Je nach wirtschaftlicher und sozialer Lage differiert die weitere oder, so der Fachbegriff, fernere Lebenserwartung von 65-jährigen Männern um bis zu fünf Jahre. Soziale Unterschiede bei der Lebenserwartung sind sowohl unter Rentnern als auch unter Pensionären zu beobachten. Betrachtet man den Durchschnitt dieser beiden Gruppen, leben pensionierte Beamte zwei Jahre länger als Rentner.

Zugleich ist innerhalb der Gruppe der pensionierten Beamten die Spreizung bei der Lebenserwartung größer als in der Gruppe der Rentner. Zu diesen Ergebnissen kommen Wissenschaftlerinnen und Wissenschaftler des Forschungsdatenzentrums der Rentenversicherung (FDZ-RV) in Berlin und des Rostocker Zentrums zur Erforschung des Demografischen Wandels.

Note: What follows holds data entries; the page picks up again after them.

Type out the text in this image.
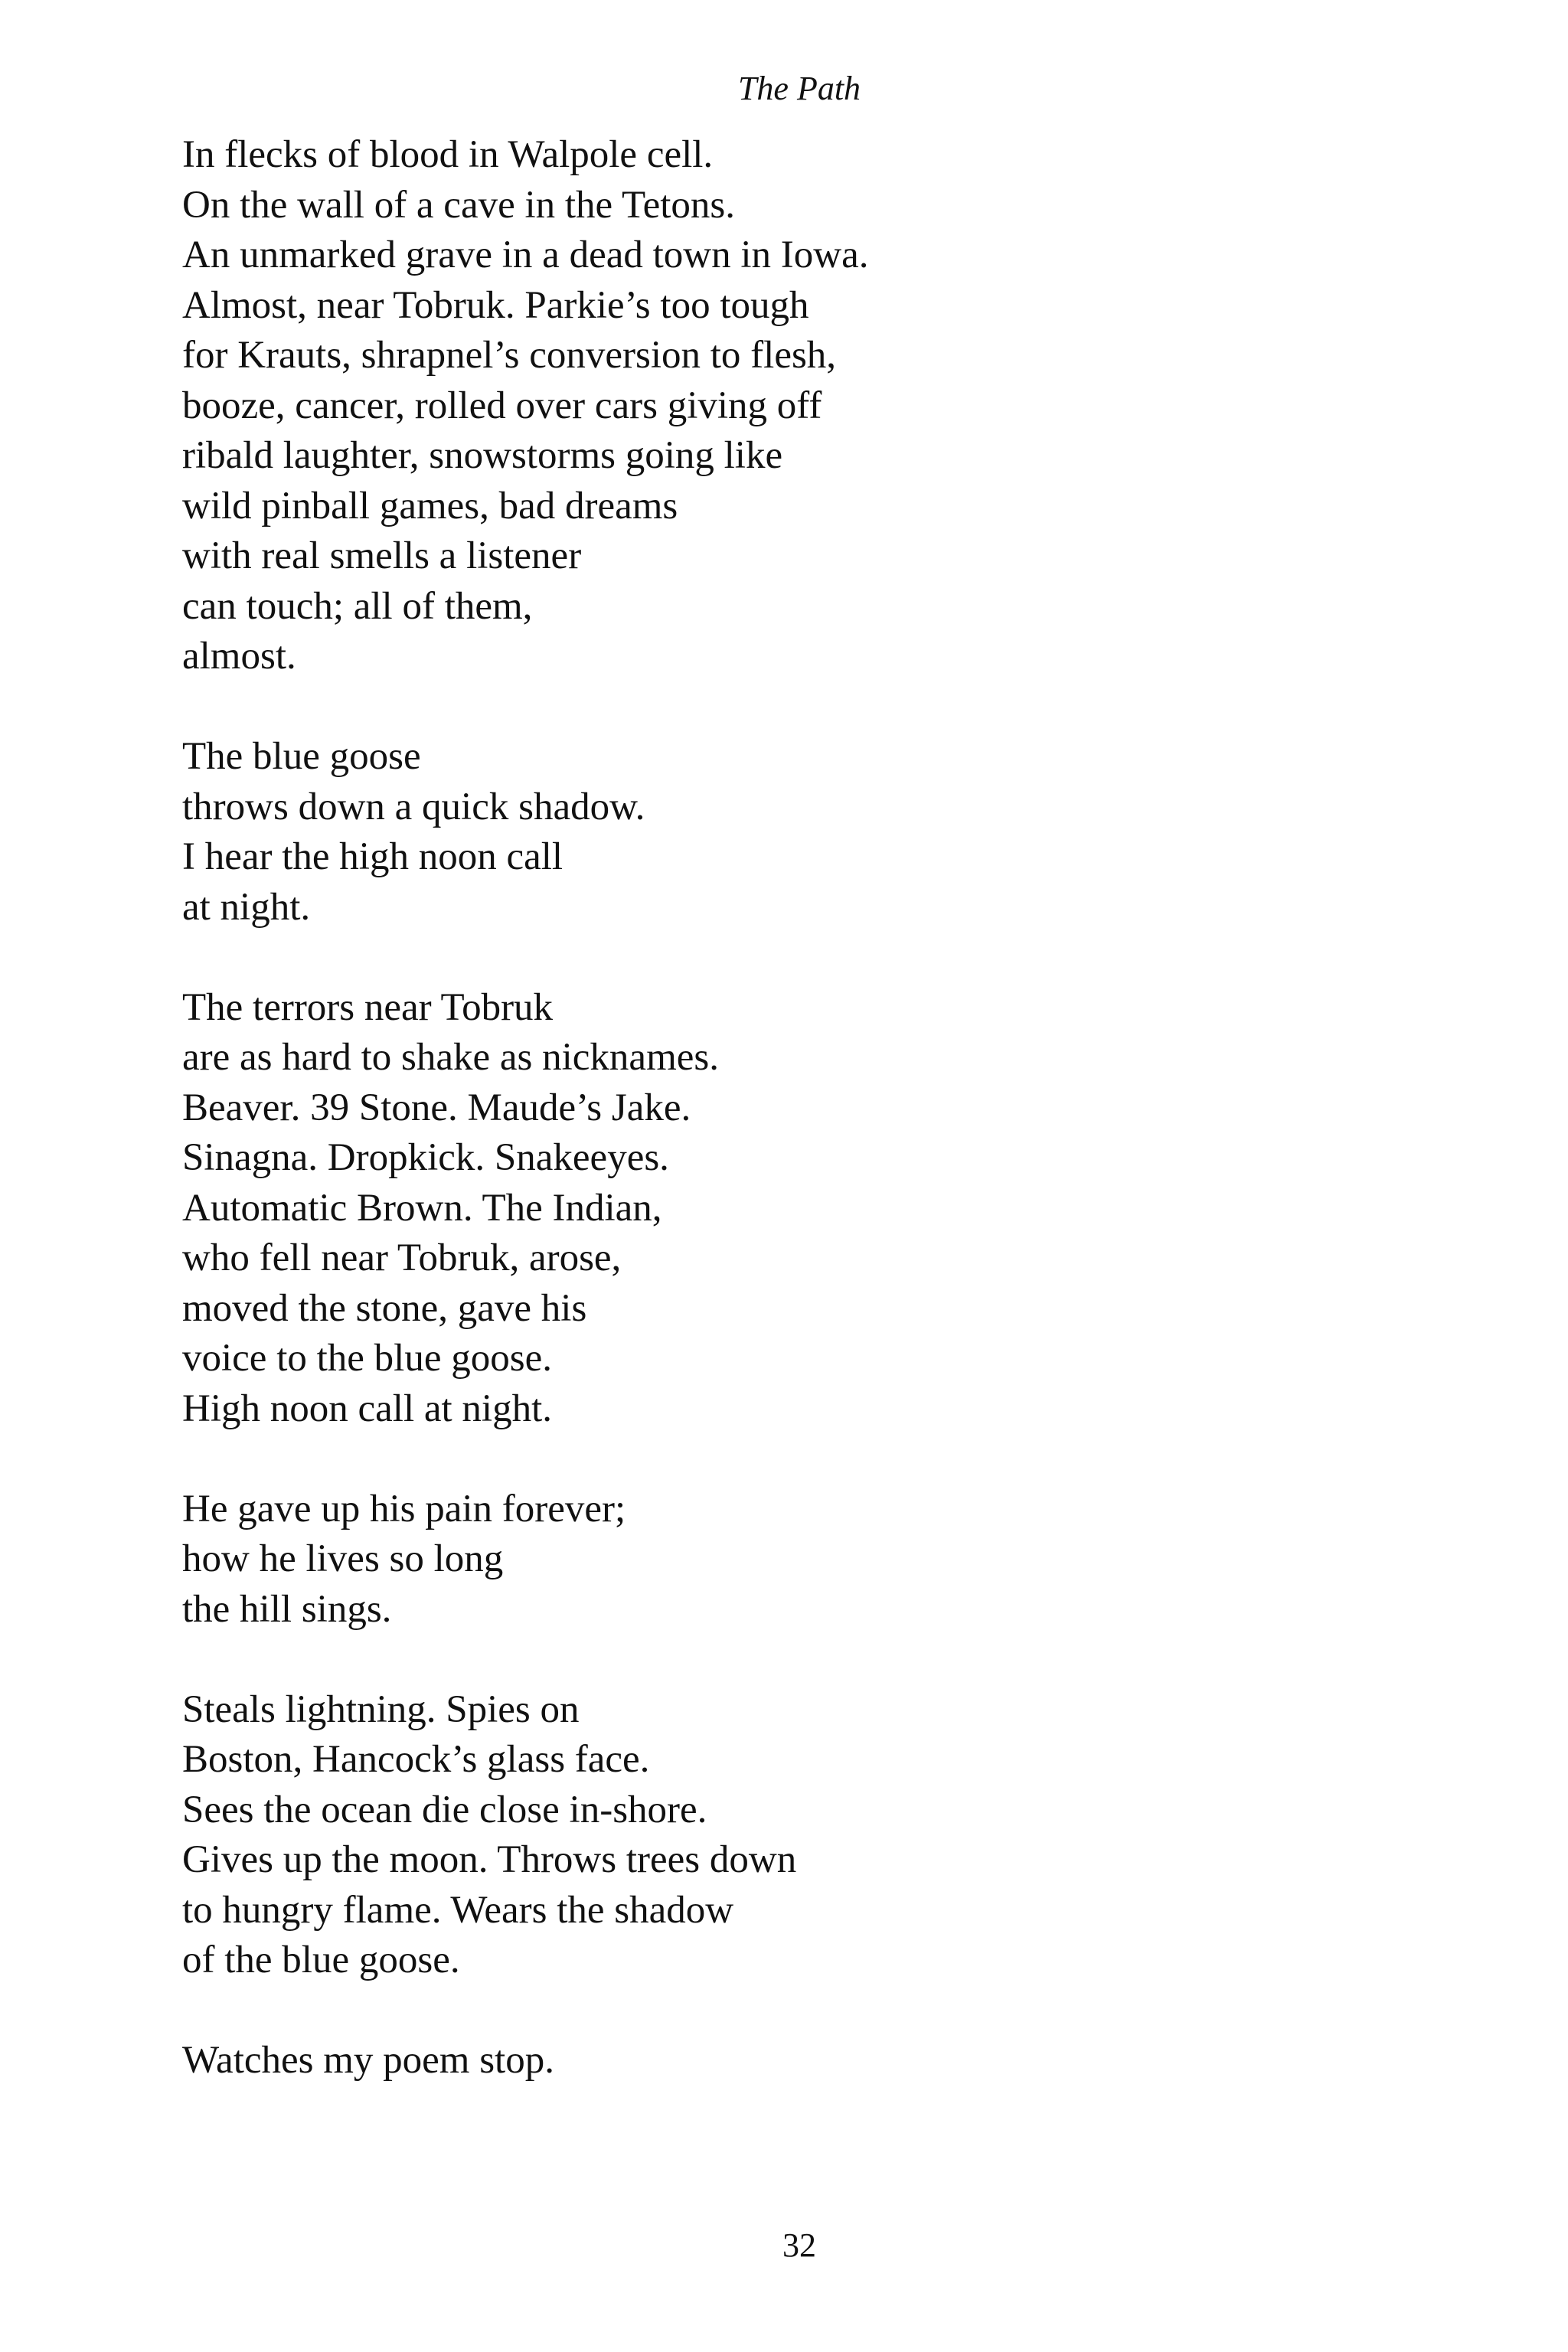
The Path
In flecks of blood in Walpole cell.
On the wall of a cave in the Tetons.
An unmarked grave in a dead town in Iowa.
Almost, near Tobruk. Parkie’s too tough
for Krauts, shrapnel’s conversion to flesh,
booze, cancer, rolled over cars giving off
ribald laughter, snowstorms going like
wild pinball games, bad dreams
with real smells a listener
can touch; all of them,
almost.
The blue goose
throws down a quick shadow.
I hear the high noon call
at night.
The terrors near Tobruk
are as hard to shake as nicknames.
Beaver. 39 Stone. Maude’s Jake.
Sinagna. Dropkick. Snakeeyes.
Automatic Brown. The Indian,
who fell near Tobruk, arose,
moved the stone, gave his
voice to the blue goose.
High noon call at night.
He gave up his pain forever;
how he lives so long
the hill sings.
Steals lightning. Spies on
Boston, Hancock’s glass face.
Sees the ocean die close in-shore.
Gives up the moon. Throws trees down
to hungry flame. Wears the shadow
of the blue goose.
Watches my poem stop.
32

Die „sozialen Unterschiede bei der Lebenserwartung“, so die Wissenschaftler, haben sich in den vergangenen Jahren trotz insgesamt steigender Lebenserwartung nicht verkleinert. Künftig dürften sie durch hohe Arbeitslosigkeit und Einschränkungen bei der gesetzlichen Alterssicherung und im Gesundheitswesen sogar eher größer werden. In Deutschland gebe es bislang keine „umfassende politische Strategie“, um dem Problem zu begegnen, dass Menschen in schlechteren sozialen und wirtschaftlichen Verhältnissen im Verhältnis früher sterben, schreiben die Forscher in der aktuellen Ausgabe der WSI Mitteilungen.

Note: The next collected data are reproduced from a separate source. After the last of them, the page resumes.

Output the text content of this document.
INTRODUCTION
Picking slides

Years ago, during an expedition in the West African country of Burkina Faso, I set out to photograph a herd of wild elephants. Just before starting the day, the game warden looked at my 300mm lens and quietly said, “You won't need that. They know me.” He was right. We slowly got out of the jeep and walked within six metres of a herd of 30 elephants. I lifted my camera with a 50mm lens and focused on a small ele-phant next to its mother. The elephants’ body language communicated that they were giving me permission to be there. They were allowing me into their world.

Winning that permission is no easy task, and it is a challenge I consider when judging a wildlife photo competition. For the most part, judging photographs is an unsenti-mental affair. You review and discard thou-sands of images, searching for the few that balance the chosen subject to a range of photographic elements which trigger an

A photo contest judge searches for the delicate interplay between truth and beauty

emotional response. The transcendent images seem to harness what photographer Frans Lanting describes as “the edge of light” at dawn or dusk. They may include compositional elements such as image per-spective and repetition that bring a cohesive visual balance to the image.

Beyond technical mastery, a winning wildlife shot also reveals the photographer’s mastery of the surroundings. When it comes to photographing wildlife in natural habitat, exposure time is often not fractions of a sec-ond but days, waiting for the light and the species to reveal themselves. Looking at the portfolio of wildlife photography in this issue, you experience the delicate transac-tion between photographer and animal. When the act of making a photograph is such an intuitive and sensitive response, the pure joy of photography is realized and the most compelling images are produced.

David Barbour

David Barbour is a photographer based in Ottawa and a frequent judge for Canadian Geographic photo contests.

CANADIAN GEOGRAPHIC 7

Dr. Ralf K. Himmelreicher, Daniela Sewöster, Dr. Rembrandt Scholz und Anne Schulz untersuchten erstmals auf sehr breiter Datenbasis die fernere Lebenserwartung von Rentnern und von Pensionären. Die verwendeten anonymisierten Datensätze der Deutschen Rentenversicherung und des Statistischen Bundesamtes machen es möglich, die Dauer des Transferbezuges und die Höhe des Lebenseinkommens beziehungsweise die beamtenrechtliche Laufbahngruppe miteinander in Verbindung zu setzen. Für ihre Analyse teilten die Autoren die Rentner nach der Einkommenshöhe gestaffelt in gleich große Gruppen und stellten sie den vier Laufbahngruppen der pensionierten Beamten gegenüber. Die Wissenschaftler beschränkten ihre Untersuchung auf Männer. Für ältere Frauen seien die Renten- und Pensionsdaten im Hinblick auf ihre Sterblichkeiten nicht aussagekräftig genug, weil vor allem in den alten Bundesländern nur ein Teil von ihnen langjährig erwerbstätig war.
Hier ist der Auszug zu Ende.